Every request carries your secret key as a Bearer token:

```bash theme={null}
curl https://api-sandbox.ledgersyncappv2.com/v3/clients \
  -H "Authorization: Bearer sk_test_..."
```

## Two environments, two key prefixes

<CardGroup cols={2}>
  <Card title="Sandbox" icon="flask">
    Keys start with **`sk_test_`**. Free, safe to experiment, routes to
    aggregator test banks. Base URL `https://api-sandbox.ledgersyncappv2.com/v3`.
  </Card>

  <Card title="Live" icon="rocket">
    Keys start with **`sk_live_`**. Real banks, real data.
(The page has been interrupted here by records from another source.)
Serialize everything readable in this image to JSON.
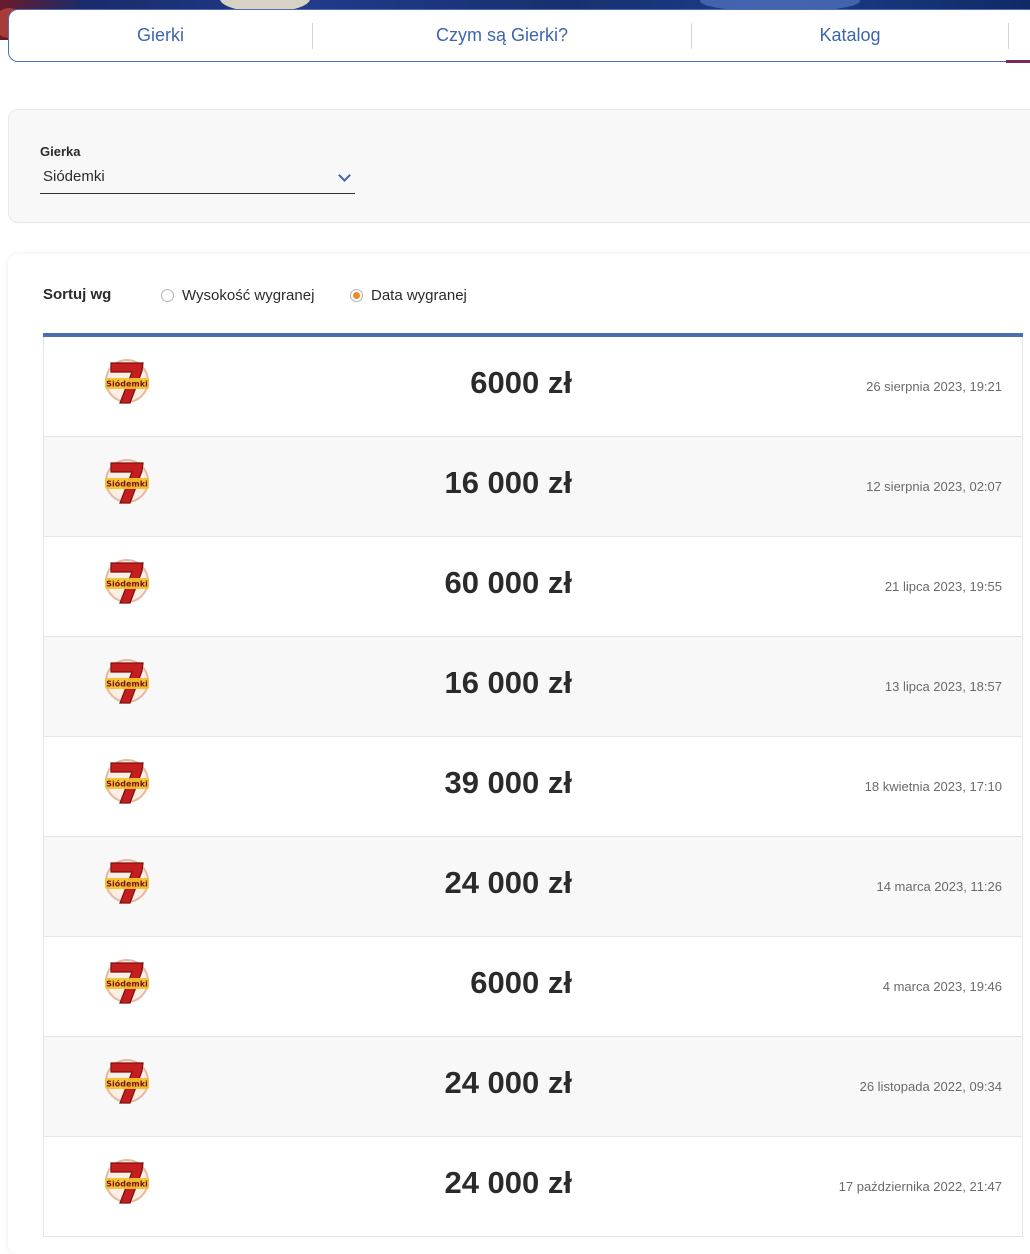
{
  "tabs": {
    "items": [
      "Gierki",
      "Czym są Gierki?",
      "Katalog"
    ]
  },
  "filter": {
    "label": "Gierka",
    "selected": "Siódemki"
  },
  "sort": {
    "label": "Sortuj wg",
    "options": [
      "Wysokość wygranej",
      "Data wygranej"
    ],
    "selected_index": 1
  },
  "game_logo": {
    "icon": "siodemki-logo-icon",
    "text": "Siódemki"
  },
  "results": [
    {
      "amount": "6000 zł",
      "date": "26 sierpnia 2023, 19:21"
    },
    {
      "amount": "16 000 zł",
      "date": "12 sierpnia 2023, 02:07"
    },
    {
      "amount": "60 000 zł",
      "date": "21 lipca 2023, 19:55"
    },
    {
      "amount": "16 000 zł",
      "date": "13 lipca 2023, 18:57"
    },
    {
      "amount": "39 000 zł",
      "date": "18 kwietnia 2023, 17:10"
    },
    {
      "amount": "24 000 zł",
      "date": "14 marca 2023, 11:26"
    },
    {
      "amount": "6000 zł",
      "date": "4 marca 2023, 19:46"
    },
    {
      "amount": "24 000 zł",
      "date": "26 listopada 2022, 09:34"
    },
    {
      "amount": "24 000 zł",
      "date": "17 października 2022, 21:47"
    }
  ],
  "colors": {
    "accent_blue": "#4a6fb0",
    "radio_checked": "#f08a24",
    "logo_red": "#c41e1e",
    "logo_gold": "#f2c12e"
  }
}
Base URL
    `https://api.ledgersyncappv2.com/v3`.
  </Card>
</CardGroup>

<Warning>
  Treat secret keys like passwords. Never embed them in mobile apps, browsers,
  or anything client-side, they belong on your server only. If a key leaks,
  roll it in the developer portal.
</Warning>

## End-user tokens

A few flows act on behalf of one specific end-user (for example, submitting an
MFA answer mid-connection). Those use a separate, short-lived token you mint
with your API key and hand to client-side code, never your `sk_` key itself.

## Getting a trace id

Every response includes an `X-LS-Trace-Id` header. Paste it into any support
request and we can jump straight to your exact call.